Say I have multiple tree:

A<-{D, E}<-F
B<-{E, G}
C<-{E, H}
//Where only A, B, and C are of (:parent{name:""})
//There rest is child

Given a set of children nodes:

{E, F} //(:child{name:""})
//Clearly A is the most connected parent even if F is not directly connected to A

Question: How can I find the most connected parent node given the children nodes collection? Any cypher query, plugin function or procedure is welcomed. HELP.

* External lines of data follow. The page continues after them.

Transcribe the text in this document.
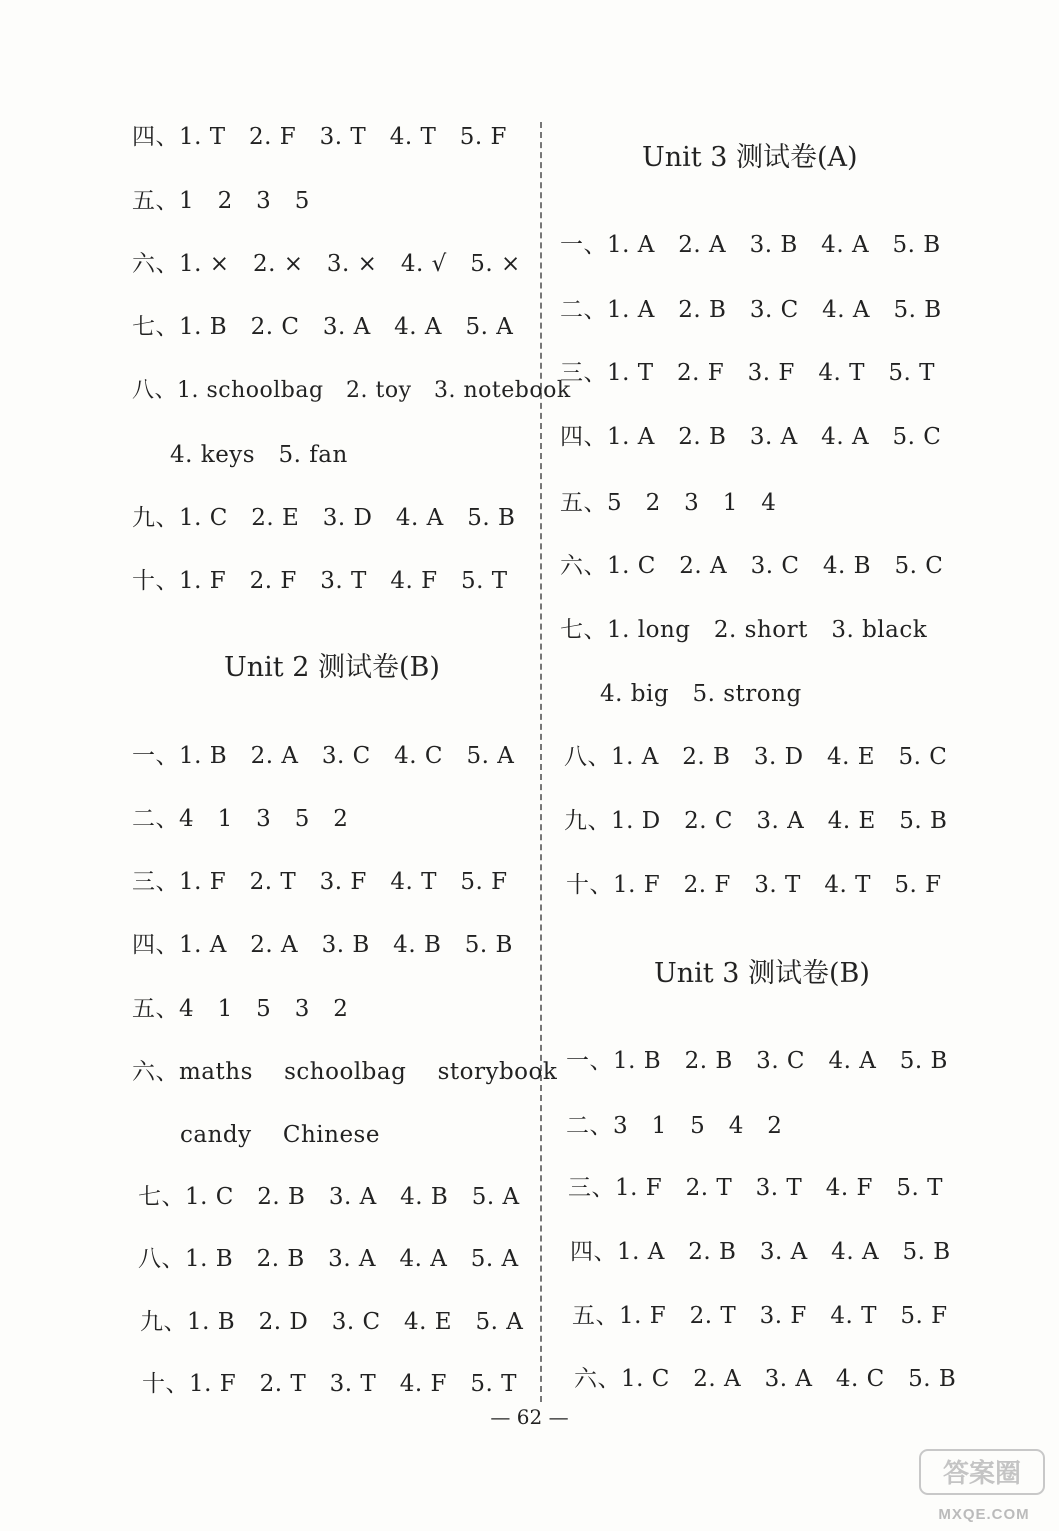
四、1. T   2. F   3. T   4. T   5. F
五、1   2   3   5
六、1. ×   2. ×   3. ×   4. √   5. ×
七、1. B   2. C   3. A   4. A   5. A
八、1. schoolbag   2. toy   3. notebook
4. keys   5. fan
九、1. C   2. E   3. D   4. A   5. B
十、1. F   2. F   3. T   4. F   5. T
Unit 2 测试卷(B)
一、1. B   2. A   3. C   4. C   5. A
二、4   1   3   5   2
三、1. F   2. T   3. F   4. T   5. F
四、1. A   2. A   3. B   4. B   5. B
五、4   1   5   3   2
六、maths    schoolbag    storybook
candy    Chinese
七、1. C   2. B   3. A   4. B   5. A
八、1. B   2. B   3. A   4. A   5. A
九、1. B   2. D   3. C   4. E   5. A
十、1. F   2. T   3. T   4. F   5. T
Unit 3 测试卷(A)
一、1. A   2. A   3. B   4. A   5. B
二、1. A   2. B   3. C   4. A   5. B
三、1. T   2. F   3. F   4. T   5. T
四、1. A   2. B   3. A   4. A   5. C
五、5   2   3   1   4
六、1. C   2. A   3. C   4. B   5. C
七、1. long   2. short   3. black
4. big   5. strong
八、1. A   2. B   3. D   4. E   5. C
九、1. D   2. C   3. A   4. E   5. B
十、1. F   2. F   3. T   4. T   5. F
Unit 3 测试卷(B)
一、1. B   2. B   3. C   4. A   5. B
二、3   1   5   4   2
三、1. F   2. T   3. T   4. F   5. T
四、1. A   2. B   3. A   4. A   5. B
五、1. F   2. T   3. F   4. T   5. F
六、1. C   2. A   3. A   4. C   5. B
— 62 —
答案圈
MXQE.COM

Here's what I have tried but with no luck because it count the total relationship between two nodes:

MATCH (c:child)--(p:parent)
WHERE c.name IN ['E', 'F']
RETURN p ORDER BY size( (p)--(c) ) DESC LIMIT 1
//Also tried size( (p)--() ) but it count all relationship that the parent node has.
2

2 Answers

2
votes

The concept you're missing is variable-length relationship patterns. With this you can match from the :child nodes you need to :parent nodes at a variable distance, then count the times the parent nodes occur and take the top:

MATCH (c:child)-[*]->(p:parent) // assumes only incoming rels toward :parent
WHERE c.name IN ['E', 'F'] // make sure you have an index on :child(name)
WITH p, count(p) as connected
RETURN p 
ORDER BY connected DESC 
LIMIT 1
0
votes

Alright, so I tried something else, but not sure if it is efficient to work on huge graph (says 2M nodes+):

MATCH path= shortestPath( (c:child)--(p:parent) )
WHERE c.name IN [...]
WITH p, collect(path) as cnt
RETURN p, size(cnt) AS nchild
ORDER BY nchild DESC LIMIT 1

Any opinion on this?